In the late-70s/early-80s I knew people with a pathological hatred of road transport. When they met country-dwellers who pointed-out that farming and rural life generally would be unfeasible without road transport, they expanded their range of hates to include country folk.
A few years later, the fossil fuels global-warming scare took-off and these car-haters jumped on the bandwagon with alacrity (maybe they were the ones that started it in the first place?).
I've since lost contact with them (it being basic human nature to generally avoid/discontinue contact with people who have pathological personality issues), but I do wonder about their reaction to advent of electric cars?
Even if they do manage to stop fossil-fuel use, the roads will still be clogged with the dreaded hated CARS!

May 12, 2019 at 4:37 PM | Unregistered CommenterJCalvertN(UK)

The current EV proposals are totally the wrong technology being very very expensive, if not impossible to implement. In my opinion hydrogen fuel cells are the only pollution fee practical solution. Hydrogen can replace natural gas, remember before natural gas replaced it Town Gas (50% Hydrogen) was used. As to the question where do we get the hydrogen; from electrolysis fuelled by small scale nuclear plants until fusion comes on line in 40 years time.

Jun 11, 2019 at 11:26 AM | Unregistered CommenterRoss Lea

I remember having very similar questions when I first looked at the ice core data. No doubt there is a simple explanation somewhere, but I lost interest before I worked it out .

Jun 12, 2023 at 6:08 PM | Registered Commentercourse123

It takes 5-8 years to design and build a large coal fired power station like LoyYang and even longer for a Nuclear one (that’s after you get the political will, permits and legislative changes needed.

Jun 26, 2023 at 5:06 PM | Registered Commenterkt123

Jun 12, 2023 at 6:08 PM | Enrolled Commentercourse123
It requires 5-8 years to plan and construct an enormous coal terminated power station like LoyYang and, surprisingly, longer for an Atomic one (that is after you get the political will, licenses and official changes required .

Aug 25, 2023 at 12:55 PM | Registered Commentergeorgeseon

The ongoing EV proposition are absolutely some unacceptable innovation being incredibly costly, on the off chance that not difficult to execute.
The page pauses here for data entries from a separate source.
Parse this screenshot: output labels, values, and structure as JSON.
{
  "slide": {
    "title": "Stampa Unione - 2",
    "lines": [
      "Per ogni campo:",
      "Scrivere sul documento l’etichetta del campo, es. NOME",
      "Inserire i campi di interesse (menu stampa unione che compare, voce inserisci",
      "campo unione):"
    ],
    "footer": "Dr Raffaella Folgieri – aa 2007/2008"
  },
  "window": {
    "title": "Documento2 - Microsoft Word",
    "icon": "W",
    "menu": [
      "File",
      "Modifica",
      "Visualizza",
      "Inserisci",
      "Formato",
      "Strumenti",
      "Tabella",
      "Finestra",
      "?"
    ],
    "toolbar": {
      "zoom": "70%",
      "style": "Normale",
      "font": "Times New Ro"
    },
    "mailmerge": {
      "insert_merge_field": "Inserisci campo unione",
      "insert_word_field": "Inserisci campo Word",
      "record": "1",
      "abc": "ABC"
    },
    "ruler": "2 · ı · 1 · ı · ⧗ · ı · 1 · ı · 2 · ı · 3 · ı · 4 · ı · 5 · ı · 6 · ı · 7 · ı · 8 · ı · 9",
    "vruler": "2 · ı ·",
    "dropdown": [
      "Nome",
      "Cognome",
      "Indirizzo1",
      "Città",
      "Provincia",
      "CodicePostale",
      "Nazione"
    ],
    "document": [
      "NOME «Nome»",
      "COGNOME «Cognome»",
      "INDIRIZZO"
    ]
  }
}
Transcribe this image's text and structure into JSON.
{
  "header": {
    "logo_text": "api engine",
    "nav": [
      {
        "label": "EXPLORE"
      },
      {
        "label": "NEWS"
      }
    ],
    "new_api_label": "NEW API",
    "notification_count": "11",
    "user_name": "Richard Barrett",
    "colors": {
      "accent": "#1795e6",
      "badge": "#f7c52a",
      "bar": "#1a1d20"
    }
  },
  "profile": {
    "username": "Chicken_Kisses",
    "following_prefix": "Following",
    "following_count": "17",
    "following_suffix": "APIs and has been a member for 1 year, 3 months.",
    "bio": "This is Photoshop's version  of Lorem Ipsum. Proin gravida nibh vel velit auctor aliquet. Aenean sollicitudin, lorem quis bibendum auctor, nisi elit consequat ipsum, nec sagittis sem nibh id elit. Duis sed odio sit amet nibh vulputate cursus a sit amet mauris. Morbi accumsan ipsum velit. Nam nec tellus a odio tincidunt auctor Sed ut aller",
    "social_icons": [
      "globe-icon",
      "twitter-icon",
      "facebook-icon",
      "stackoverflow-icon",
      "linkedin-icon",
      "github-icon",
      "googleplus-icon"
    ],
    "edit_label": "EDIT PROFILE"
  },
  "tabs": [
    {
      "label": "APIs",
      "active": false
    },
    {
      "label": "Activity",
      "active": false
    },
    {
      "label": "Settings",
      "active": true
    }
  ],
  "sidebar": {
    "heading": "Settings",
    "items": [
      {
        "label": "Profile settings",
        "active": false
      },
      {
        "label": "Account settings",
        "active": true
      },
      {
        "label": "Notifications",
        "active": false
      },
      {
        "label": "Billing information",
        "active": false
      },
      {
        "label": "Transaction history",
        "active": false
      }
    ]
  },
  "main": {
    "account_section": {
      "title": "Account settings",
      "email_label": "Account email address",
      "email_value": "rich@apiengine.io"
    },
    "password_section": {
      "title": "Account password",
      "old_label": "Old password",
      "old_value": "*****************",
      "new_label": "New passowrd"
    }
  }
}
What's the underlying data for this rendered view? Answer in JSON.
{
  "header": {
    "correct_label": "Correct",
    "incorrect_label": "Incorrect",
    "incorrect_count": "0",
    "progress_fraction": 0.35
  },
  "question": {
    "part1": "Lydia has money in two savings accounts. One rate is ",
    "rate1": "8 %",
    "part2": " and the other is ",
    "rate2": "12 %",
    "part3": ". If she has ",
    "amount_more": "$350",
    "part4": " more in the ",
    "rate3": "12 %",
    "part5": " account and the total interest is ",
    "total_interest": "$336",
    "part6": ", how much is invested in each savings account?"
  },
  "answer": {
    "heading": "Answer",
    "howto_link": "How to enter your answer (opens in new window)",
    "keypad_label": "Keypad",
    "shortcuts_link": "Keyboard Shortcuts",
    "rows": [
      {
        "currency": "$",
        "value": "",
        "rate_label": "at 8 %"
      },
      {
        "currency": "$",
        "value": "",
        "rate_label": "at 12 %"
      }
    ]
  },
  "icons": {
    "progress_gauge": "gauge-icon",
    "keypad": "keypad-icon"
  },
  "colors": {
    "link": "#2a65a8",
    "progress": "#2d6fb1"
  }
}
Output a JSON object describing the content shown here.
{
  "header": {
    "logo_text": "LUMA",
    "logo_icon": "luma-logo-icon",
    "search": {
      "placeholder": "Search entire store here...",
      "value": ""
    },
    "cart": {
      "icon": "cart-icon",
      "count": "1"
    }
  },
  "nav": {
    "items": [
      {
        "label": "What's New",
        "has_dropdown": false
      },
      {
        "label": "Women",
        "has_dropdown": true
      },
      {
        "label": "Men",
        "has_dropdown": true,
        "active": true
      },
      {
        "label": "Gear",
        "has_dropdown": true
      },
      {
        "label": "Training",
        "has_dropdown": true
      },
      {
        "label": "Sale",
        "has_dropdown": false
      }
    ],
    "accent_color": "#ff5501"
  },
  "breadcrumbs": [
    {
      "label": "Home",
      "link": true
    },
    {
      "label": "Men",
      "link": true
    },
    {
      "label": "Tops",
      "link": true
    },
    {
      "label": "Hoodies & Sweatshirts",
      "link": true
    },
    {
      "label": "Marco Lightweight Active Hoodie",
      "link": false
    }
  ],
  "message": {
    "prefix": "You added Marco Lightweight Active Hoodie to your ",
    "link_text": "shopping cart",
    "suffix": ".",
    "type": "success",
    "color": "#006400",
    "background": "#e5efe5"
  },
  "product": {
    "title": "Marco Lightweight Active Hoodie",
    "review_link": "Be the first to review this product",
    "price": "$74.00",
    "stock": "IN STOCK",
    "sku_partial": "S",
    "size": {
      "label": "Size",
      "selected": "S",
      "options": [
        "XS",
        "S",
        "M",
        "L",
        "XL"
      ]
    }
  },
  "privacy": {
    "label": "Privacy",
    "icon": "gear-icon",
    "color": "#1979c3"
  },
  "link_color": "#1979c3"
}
As I would see it hydrogen power modules are the main contamination expense reasonable arrangement. Hydrogen can supplant flammable gas, recall before petroleum gas supplanted it Town Gas (half Hydrogen) was utilized. Concerning the inquiry where do we get the hydrogen; from electrolysis fuelled by limited scope atomic plants until combination comes on line in 40 years time.

Aug 25, 2023 at 12:58 PM | Registered Commentergeorgeseon

Issues related to installing EV (Electric Vehicle) charging points include regulatory hurdles, zoning restrictions, infrastructure challenges, high initial costs, lack of available parking space, is velveeta keto? accessibility concerns, and ensuring compatibility with various EV models and charging standards.